For the second half of Nagasaki, we got to stay at Hotel Nisshoukan. It is atop of a mountain that overlooks the city. The night view is ranked as one of the top three views in the world. It was beautiful. Breathtaking. And I was lucky enough to have very bad eyesight so that when I took my glasses off, the little sharp lights burst into colorful cottonballs that changed in shape according to where I focused on. Without my glasses I had little depth perception and so it seemed like I was looking at a painting blotched with colors of different sharpness. The buildings faded into the background and the land became the night sky.
Today we got to tour the Nagasaki Mitsubishi Shipyard and hear a lecture about Nagasaki at the City Library. As we toured the shipyard, we saw step by step how a tiny piece of metal melded together with another and another, could create a monster ship. Surprisingly, we saw little workers but instead a shipyard full of automated technology.
The lecture was given by Tsutomu Mizota, a distinguished professor at Nagasaki University of Foreign Studies. He entered the Ministry of Education in 1970 and was apopointed to UNESCO and UNICEF and worked for the United Nations Heaquarters as a representative for the Asia/Oceania region. The lecture was fairly general and tailored towards our roundtable issues. I found myself quite disinterested.
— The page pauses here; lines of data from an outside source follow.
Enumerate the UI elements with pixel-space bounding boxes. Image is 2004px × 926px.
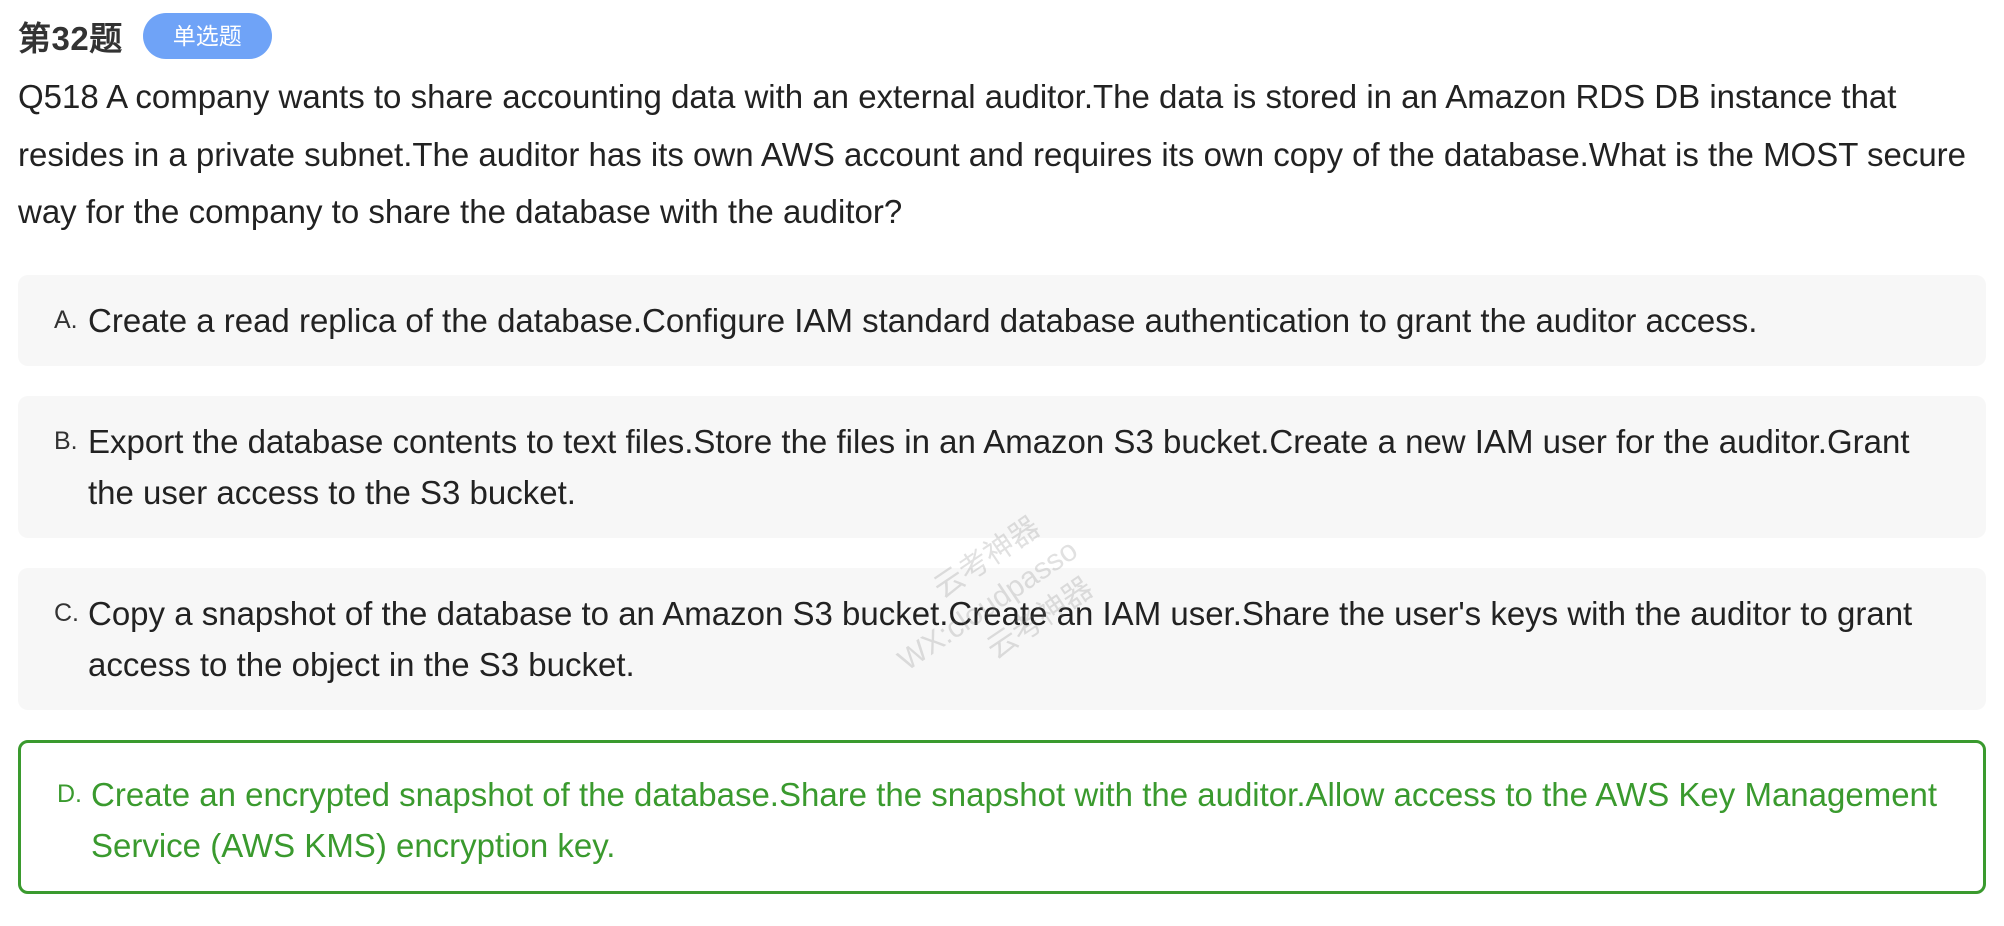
option-c[interactable]: C. Copy a snapshot of the database to an… bbox=[18, 567, 1986, 710]
option-b[interactable]: B. Export the database contents to text … bbox=[18, 395, 1986, 538]
option-text: Copy a snapshot of the database to an Am… bbox=[88, 594, 1913, 683]
question-number: 第32题 bbox=[18, 20, 123, 57]
question-page: 第32题 单选题 Q518 A company wants to share a… bbox=[0, 0, 2004, 926]
option-d-correct[interactable]: D. Create an encrypted snapshot of the d… bbox=[18, 739, 1986, 894]
option-text: Create an encrypted snapshot of the data… bbox=[91, 775, 1938, 864]
question-type-badge: 单选题 bbox=[142, 13, 272, 59]
question-text: Q518 A company wants to share accounting… bbox=[18, 78, 1967, 230]
option-letter: A. bbox=[54, 305, 78, 334]
option-text: Create a read replica of the database.Co… bbox=[88, 301, 1758, 339]
option-letter: C. bbox=[54, 598, 79, 627]
option-a[interactable]: A. Create a read replica of the database… bbox=[18, 274, 1986, 366]
question-header: 第32题 单选题 bbox=[18, 12, 1986, 60]
option-letter: B. bbox=[54, 426, 78, 455]
option-letter: D. bbox=[57, 779, 82, 808]
option-text: Export the database contents to text fil… bbox=[88, 422, 1910, 511]
options-list: A. Create a read replica of the database… bbox=[18, 274, 1986, 894]
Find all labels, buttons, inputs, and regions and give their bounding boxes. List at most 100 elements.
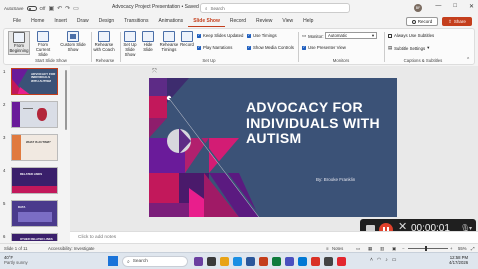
app-icon-copilot[interactable] (194, 256, 203, 266)
search-icon: ⌕ (127, 259, 130, 265)
powerpoint-icon[interactable] (259, 256, 268, 266)
wifi-icon[interactable]: ◠ (377, 257, 381, 263)
designer-icon[interactable]: ⤧ (152, 69, 157, 76)
from-current-button[interactable]: From Current Slide (31, 31, 55, 58)
play-narrations-checkbox[interactable]: ✓ Play Narrations (197, 45, 232, 50)
tab-transitions[interactable]: Transitions (119, 16, 153, 27)
group-setup-label: Set Up (202, 58, 216, 63)
always-subtitles-label: Always Use Subtitles (394, 33, 435, 38)
maximize-icon[interactable]: □ (453, 3, 457, 10)
record-button[interactable]: Record (406, 17, 438, 26)
thumbnail-item[interactable]: 5 DATA (0, 200, 68, 232)
slideshow-view-icon[interactable]: ▣ (392, 246, 396, 252)
tab-slide-show[interactable]: Slide Show (188, 16, 225, 27)
save-icon[interactable]: ▣ (48, 5, 54, 12)
volume-icon[interactable]: ♪ (385, 257, 388, 263)
notes-pane[interactable]: Click to add notes (70, 231, 478, 243)
document-title[interactable]: Advocacy Project Presentation • Saved (112, 4, 199, 10)
tab-help[interactable]: Help (298, 16, 318, 27)
taskbar-search[interactable]: ⌕ Search (122, 256, 188, 267)
avatar[interactable]: BF (414, 4, 422, 12)
fit-slide-icon[interactable]: ⤢ (471, 246, 474, 251)
zoom-in-icon[interactable]: + (450, 246, 453, 251)
minimize-icon[interactable]: — (435, 3, 441, 10)
reading-view-icon[interactable]: ▥ (380, 246, 384, 252)
redo-icon[interactable]: ↷ (65, 5, 70, 12)
slide-thumbnail[interactable]: WHAT IS AUTISM? (11, 134, 58, 161)
excel-icon[interactable] (272, 256, 281, 266)
chevron-down-icon: ▾ (427, 45, 430, 50)
app-icon-task-view[interactable] (207, 256, 216, 266)
set-up-label: Set Up Slide Show (123, 42, 137, 57)
zoom-out-icon[interactable]: − (402, 246, 405, 251)
slide-thumbnail[interactable] (11, 101, 58, 128)
autosave-toggle[interactable] (26, 5, 37, 11)
close-icon[interactable]: ✕ (469, 3, 474, 10)
zoom-level[interactable]: 55% (458, 246, 467, 251)
tab-design[interactable]: Design (94, 16, 120, 27)
tab-file[interactable]: File (8, 16, 26, 27)
set-up-show-button[interactable]: Set Up Slide Show (120, 31, 140, 58)
weather-widget[interactable]: 40°F Partly sunny (4, 255, 28, 265)
tab-animations[interactable]: Animations (153, 16, 188, 27)
outlook-icon[interactable] (298, 256, 307, 266)
thumbnail-item[interactable]: 6 OTHER RELATED LINKS (0, 233, 68, 241)
search-box[interactable]: ⌕ Search (200, 3, 350, 13)
notes-icon[interactable]: ≡ (326, 246, 329, 251)
accessibility-status[interactable]: Accessibility: Investigate (48, 246, 95, 251)
hide-slide-button[interactable]: Hide Slide (140, 31, 156, 53)
battery-icon[interactable]: ▭ (392, 257, 397, 263)
from-beginning-button[interactable]: From Beginning (8, 31, 30, 55)
zoom-slider-thumb[interactable] (425, 246, 427, 251)
undo-icon[interactable]: ↶ (57, 5, 62, 12)
sorter-view-icon[interactable]: ▦ (368, 246, 372, 252)
use-timings-checkbox[interactable]: ✓ Use Timings (247, 33, 277, 38)
rehearse-coach-button[interactable]: Rehearse with Coach (92, 31, 116, 53)
teams-icon[interactable] (285, 256, 294, 266)
chrome-icon[interactable] (311, 256, 320, 266)
show-media-checkbox[interactable]: ✓ Show Media Controls (247, 45, 294, 50)
tab-review[interactable]: Review (251, 16, 277, 27)
clock[interactable]: 12:58 PM 4/17/2026 (449, 255, 468, 266)
thumbnail-item[interactable]: 2 (0, 101, 68, 133)
slide-author[interactable]: By: Brooke Franklin (316, 177, 355, 182)
current-slide[interactable]: ADVOCACY FOR INDIVIDUALS WITH AUTISM By:… (149, 78, 397, 217)
subtitle-settings-button[interactable]: ▤ Subtitle Settings ▾ (388, 45, 429, 51)
edge-icon[interactable] (233, 256, 242, 266)
normal-view-icon[interactable]: ▭ (356, 246, 360, 252)
tab-view[interactable]: View (277, 16, 298, 27)
always-subtitles-checkbox[interactable]: Always Use Subtitles (388, 33, 434, 38)
thumbnail-item[interactable]: 4 RELATED LINKS (0, 167, 68, 199)
ribbon-divider (384, 32, 385, 62)
notes-toggle[interactable]: Notes (332, 246, 343, 251)
slide-thumbnail[interactable]: ADVOCACY FOR INDIVIDUALS WITH AUTISM (11, 68, 58, 95)
slide-thumbnail[interactable]: RELATED LINKS (11, 167, 58, 194)
tab-insert[interactable]: Insert (49, 16, 72, 27)
tab-draw[interactable]: Draw (72, 16, 94, 27)
keep-updated-checkbox[interactable]: ✓ Keep Slides Updated (197, 33, 243, 38)
tab-record[interactable]: Record (225, 16, 251, 27)
custom-show-button[interactable]: Custom Slide Show (59, 31, 87, 53)
slide-thumbnail[interactable]: OTHER RELATED LINKS (11, 233, 58, 241)
word-icon[interactable] (246, 256, 255, 266)
thumbnail-scrollbar[interactable] (65, 70, 67, 130)
presenter-view-checkbox[interactable]: ✓ Use Presenter View (302, 45, 346, 50)
file-explorer-icon[interactable] (220, 256, 229, 266)
chevron-up-icon[interactable]: ˄ (370, 257, 373, 263)
collapse-ribbon-icon[interactable]: ⌃ (466, 57, 470, 63)
share-button[interactable]: ⇪ Share (442, 17, 472, 26)
app-icon-recorder[interactable] (337, 256, 346, 266)
windows-start-icon[interactable] (108, 256, 118, 266)
tab-home[interactable]: Home (26, 16, 49, 27)
thumbnail-item[interactable]: 3 WHAT IS AUTISM? (0, 134, 68, 166)
thumbnail-item[interactable]: 1 ADVOCACY FOR INDIVIDUALS WITH AUTISM (0, 68, 68, 100)
rehearse-timings-button[interactable]: Rehearse Timings (159, 31, 179, 53)
zoom-slider[interactable] (408, 248, 448, 249)
slide-title[interactable]: ADVOCACY FOR INDIVIDUALS WITH AUTISM (246, 99, 391, 147)
present-icon[interactable]: ▭ (73, 5, 79, 12)
record-slide-button[interactable]: Record (180, 31, 194, 48)
app-icon-terminal[interactable] (324, 256, 333, 266)
group-rehearse-label: Rehearse (95, 58, 115, 63)
slide-thumbnail[interactable]: DATA (11, 200, 58, 227)
monitor-select[interactable]: Automatic ▾ (325, 32, 377, 39)
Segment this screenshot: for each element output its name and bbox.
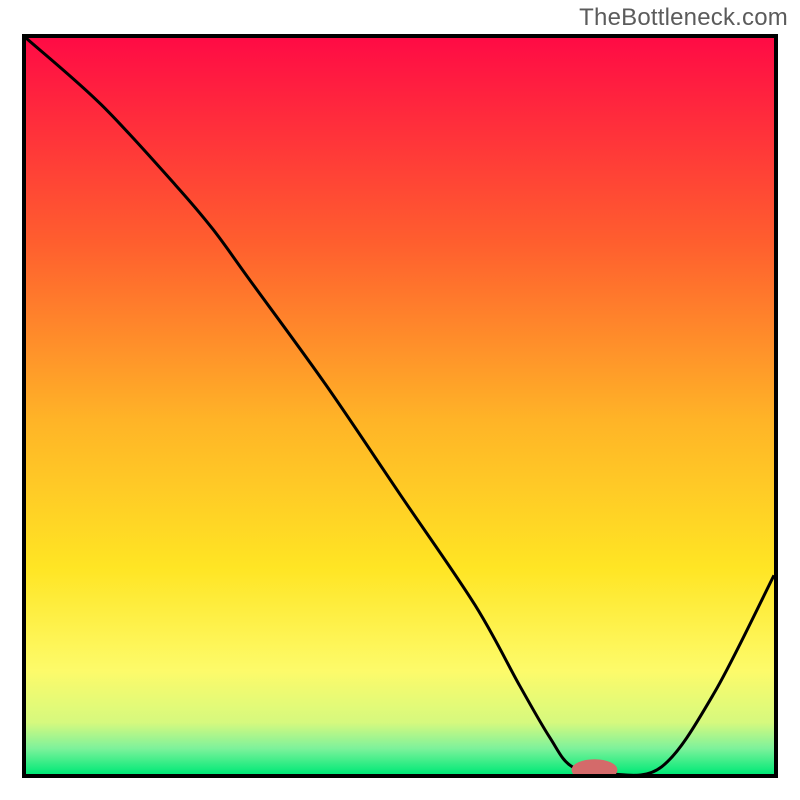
optimal-marker bbox=[572, 760, 617, 774]
watermark-label: TheBottleneck.com bbox=[579, 4, 788, 32]
bottleneck-curve bbox=[26, 38, 774, 774]
curve-layer bbox=[26, 38, 774, 774]
plot-area bbox=[22, 34, 778, 778]
chart-frame: TheBottleneck.com bbox=[0, 0, 800, 800]
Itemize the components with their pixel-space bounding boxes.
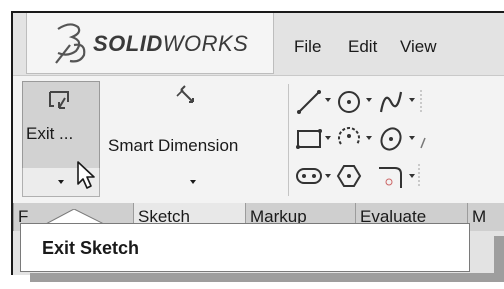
- menu-view[interactable]: View: [400, 37, 437, 57]
- chevron-down-icon[interactable]: [325, 174, 331, 178]
- brand-bold: SOLID: [93, 31, 163, 56]
- tooltip-text: Exit Sketch: [42, 238, 140, 258]
- arc-icon[interactable]: [335, 124, 363, 152]
- exit-sketch-icon: [49, 91, 69, 109]
- partial-tool-icon[interactable]: [417, 124, 445, 152]
- tab-more[interactable]: M: [467, 203, 504, 231]
- chevron-down-icon[interactable]: [409, 98, 415, 102]
- mouse-cursor-icon: [77, 161, 95, 189]
- brand-light: WORKS: [162, 31, 249, 56]
- smart-dimension-icon[interactable]: [173, 84, 201, 112]
- slot-icon[interactable]: [295, 162, 323, 190]
- exit-sketch-button[interactable]: Exit ...: [22, 81, 100, 169]
- chevron-down-icon: [58, 180, 64, 184]
- chevron-down-icon[interactable]: [325, 136, 331, 140]
- menu-edit[interactable]: Edit: [348, 37, 377, 57]
- chevron-down-icon[interactable]: [190, 180, 196, 184]
- partial-tool-icon[interactable]: [417, 162, 445, 190]
- fillet-icon[interactable]: [377, 162, 405, 190]
- tab-label: M: [472, 207, 487, 226]
- chevron-down-icon[interactable]: [409, 136, 415, 140]
- circle-icon[interactable]: [335, 88, 363, 116]
- tooltip: Exit Sketch: [20, 223, 470, 272]
- chevron-down-icon[interactable]: [325, 98, 331, 102]
- exit-sketch-label: Exit ...: [26, 124, 74, 143]
- toolbar-separator: [288, 84, 289, 196]
- menu-file[interactable]: File: [294, 37, 321, 57]
- spline-icon[interactable]: [377, 88, 405, 116]
- arc-partial-icon[interactable]: [417, 88, 445, 116]
- chevron-down-icon[interactable]: [409, 174, 415, 178]
- chevron-down-icon[interactable]: [366, 98, 372, 102]
- line-icon[interactable]: [295, 88, 323, 116]
- drop-shadow: [30, 273, 494, 282]
- drop-shadow: [494, 236, 504, 282]
- polygon-icon[interactable]: [335, 162, 363, 190]
- rectangle-icon[interactable]: [295, 124, 323, 152]
- brand-wordmark: SOLIDWORKS: [93, 31, 248, 57]
- smart-dimension-label[interactable]: Smart Dimension: [108, 136, 238, 156]
- ellipse-icon[interactable]: [377, 124, 405, 152]
- ds-logo-icon: [55, 23, 86, 64]
- screenshot-frame: SOLIDWORKS File Edit View Exit ... Smart…: [0, 0, 504, 289]
- solidworks-logo[interactable]: SOLIDWORKS: [26, 13, 274, 74]
- chevron-down-icon[interactable]: [366, 136, 372, 140]
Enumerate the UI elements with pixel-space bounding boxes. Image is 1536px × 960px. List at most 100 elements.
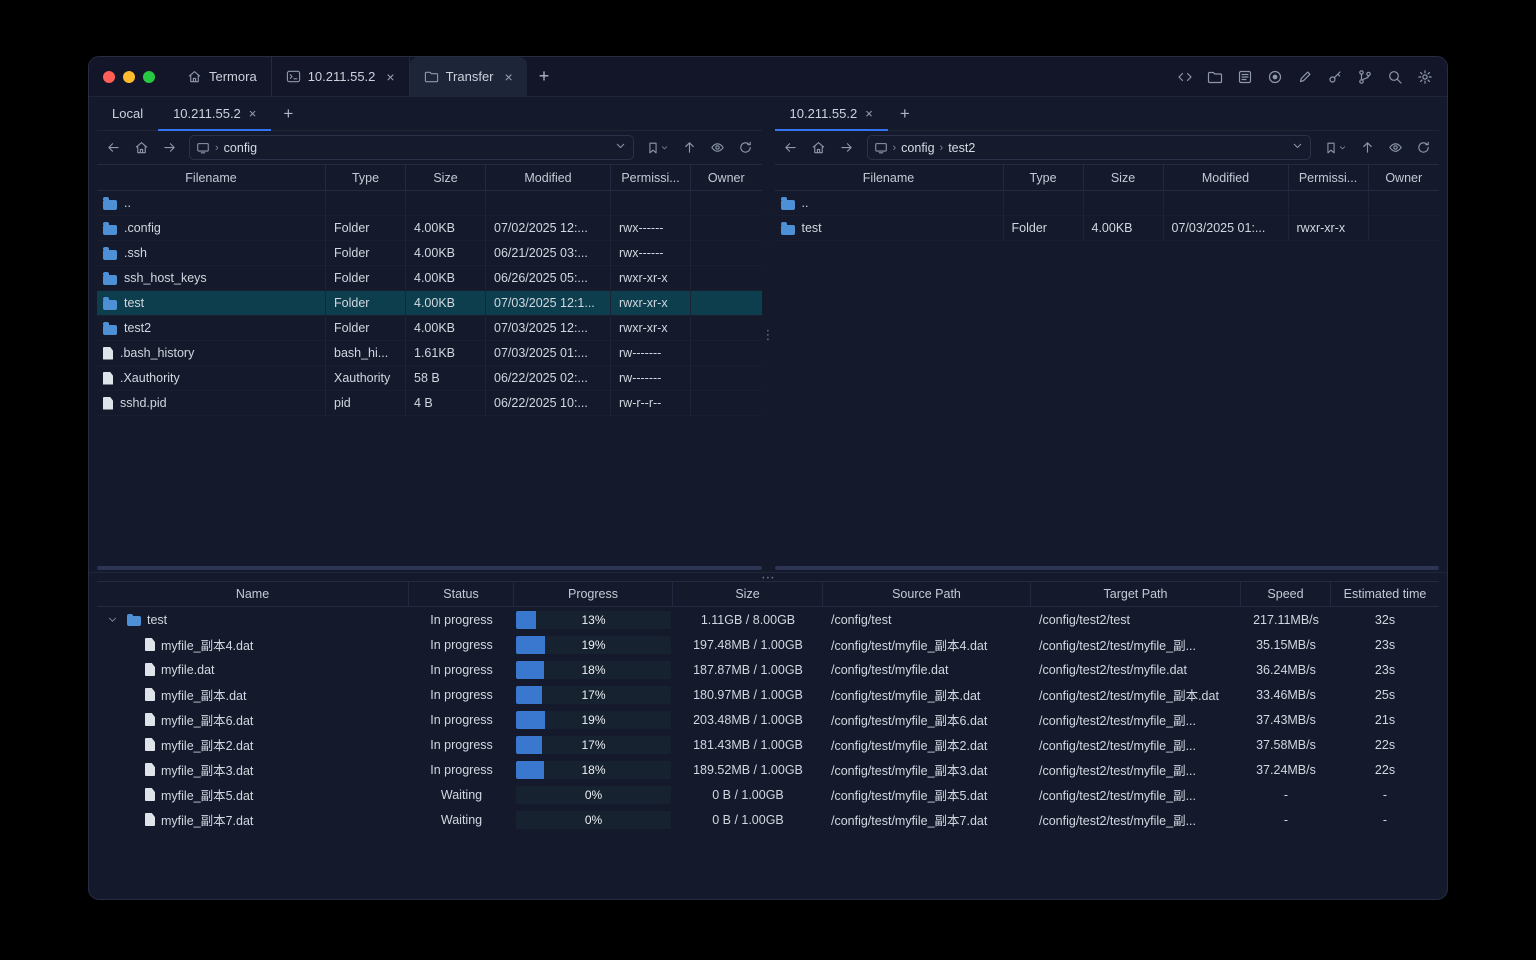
column-header[interactable]: Name — [97, 582, 409, 606]
close-tab-icon[interactable]: × — [865, 107, 873, 120]
column-header[interactable]: Type — [1004, 165, 1084, 190]
minimize-window-button[interactable] — [123, 70, 135, 83]
record-icon[interactable] — [1263, 65, 1287, 89]
upload-icon[interactable] — [678, 136, 702, 160]
new-panel-tab-button[interactable]: + — [888, 97, 922, 130]
column-header[interactable]: Modified — [1164, 165, 1289, 190]
file-modified: 06/22/2025 10:... — [486, 391, 611, 416]
show-hidden-icon[interactable] — [706, 136, 730, 160]
folder-icon[interactable] — [1203, 65, 1227, 89]
home-icon[interactable] — [807, 136, 831, 160]
home-icon[interactable] — [129, 136, 153, 160]
column-header[interactable]: Filename — [97, 165, 326, 190]
expand-chevron-icon[interactable] — [103, 614, 121, 625]
search-icon[interactable] — [1383, 65, 1407, 89]
path-combobox[interactable]: › config — [189, 135, 634, 160]
transfer-size: 180.97MB / 1.00GB — [693, 687, 803, 702]
upload-icon[interactable] — [1355, 136, 1379, 160]
chevron-down-icon[interactable] — [1291, 139, 1304, 157]
breadcrumb-segment[interactable]: config — [901, 141, 934, 155]
file-owner — [691, 366, 762, 391]
transfer-row[interactable]: myfile_副本.dat In progress 17% 180.97MB /… — [97, 682, 1439, 707]
tab-label: 10.211.55.2 — [173, 106, 241, 121]
horizontal-scrollbar[interactable] — [774, 566, 1439, 570]
tab-local[interactable]: Local — [97, 97, 158, 130]
column-header[interactable]: Status — [409, 582, 514, 606]
close-tab-icon[interactable]: × — [386, 70, 394, 84]
horizontal-scrollbar[interactable] — [97, 566, 762, 570]
file-row[interactable]: .config Folder 4.00KB 07/02/2025 12:... … — [97, 216, 762, 241]
bookmark-icon[interactable] — [642, 136, 674, 160]
close-tab-icon[interactable]: × — [505, 70, 513, 84]
zoom-window-button[interactable] — [143, 70, 155, 83]
app-tab-transfer[interactable]: Transfer × — [409, 57, 527, 96]
transfer-row[interactable]: test In progress 13% 1.11GB / 8.00GB /co… — [97, 607, 1439, 632]
close-window-button[interactable] — [103, 70, 115, 83]
file-row[interactable]: .Xauthority Xauthority 58 B 06/22/2025 0… — [97, 366, 762, 391]
key-icon[interactable] — [1323, 65, 1347, 89]
refresh-icon[interactable] — [734, 136, 758, 160]
settings-icon[interactable] — [1413, 65, 1437, 89]
path-combobox[interactable]: › config › test2 — [866, 135, 1311, 160]
file-row[interactable]: test Folder 4.00KB 07/03/2025 12:1... rw… — [97, 291, 762, 316]
back-icon[interactable] — [779, 136, 803, 160]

Oh and today we ate lunch under the famous bridge in Nagasaki. I can't remember the name at the moment but oh my goodnesss I got to walk on top of the bridge and the sight I got to see... To see the river-like harbor snake itself carefully into the city, and then on the other side see it engulf the ocean...
In the afternoon we got to be tourists. We started off in Dejima, the only open port for trade during the era when Japan decided to close off its country. The history was fun to learn and there was a very nice lady there selling ice cream in the shape of a rose. It tasted and looked incredible. Next we walked to the Dejima Warf where there was a ship that looked awesomely like a pirate ship. We walked the coast looking at yummy food and taking pictures and being tourists all the way. Throughout the trip we had a translator/local with us who we know as Taku. He led the way and took us to THE restaurant of origin for Chanpon (A ramen noodle+chinese noodle kind of mix) and it was SO GOOD. And honestly, I'm beginning to think that the idea of Japanese people serving small portions is a myth. After that we walked towards Clover Garden. It was night at that time so we got to see the beautiful flowers under soft moonlight coupled with a view of the entire city from atop. Being so busy 90% of the time, we really enjoyed our free time.
Our happy day suddenly turned sad when we found out that one of the Japadeles had to leave the program because he was very sick and needed to go to the hospital to rest. He had been sick a few days back and we were all worried but we had no idea how serious it would become. We cried. It didn't occur to me how bonded we were as a team until this happened. We held each other in comfort and took times saying good byes. We spent hours just huddled together comforting the Japadele that had to leave and telling him that "Once a Jascer, always a Jascer". He's not leaving JASC, he's always going to be a part of it. He's only temporary taking a break from the events. I felt strongly that we will always have him in our heart no matter what we were doing. I think by then, we all realized how lucky we were to be in JASC and participate it.
At night, we decided to make a film for the Japadele leaving and so each and every one of us were filmed giving him a message from our heart. The video ended up being an hour and a half long. I hope our feelings went through to the Japadele.